Tehran votes to expel Britain's ambassador
Dominic Chilcott, who took up the position of ambassador just a month ago, could be forced to leave the country within weeks after a motion to downgrade Iran's diplomatic ties with Britain was passed overwhelmingly by the Islamist republic's parliament.
The step was taken after Britain, Canada and the United States announced fresh sanctions against Iran last week in the wake of a report by UN weapons inspectors which provided the most compelling case yet that Tehran is trying to build a nuclear bomb.
Britain was singled out, however, after it became the first state to impose direct sanctions on Iran's central bank. Financial institutions in the City were also banned from doing business with their Iranian counterparts.

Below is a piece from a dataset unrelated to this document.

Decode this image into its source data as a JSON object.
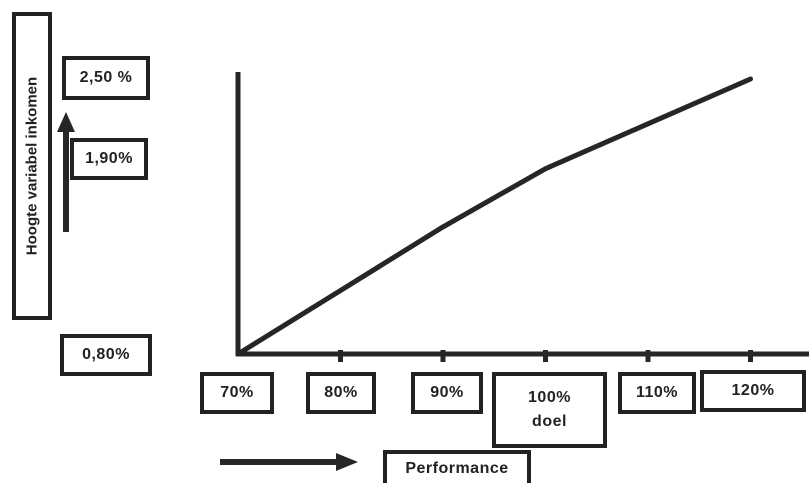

Despite pressure from Israel, Washington has baulked at following suit, arguing that such a step would cause deep financial pain for ordinary Iranians and could cause the price of oil to soar. If its central bank faced widespread international sanctions, Iran would find it virtually impossible to import and export oil, food and other commodities except on the black market.
It is the first time in the UK's postwar history that Britain has imposed a total boycott on the entire banking industry of a foreign state.
Iranian MPs were incandescent in their fury towards Britain, known by many in Iran as "the Old Fox". After announcing that the motion had been carried by 171 votes to three, Ali Larijani, the hawkish speaker, warned that even tougher penalties would be imposed on Britain, saying: "this is just the beginning of the road."
The resolution, which declared the British government to be "worse than the devil", must now be approved by Iran's Guardian Council. It is unlikely that the body's spiritual elders, whose main role is to ensure that legislation cannot be deemed un-Islamic, would block the move.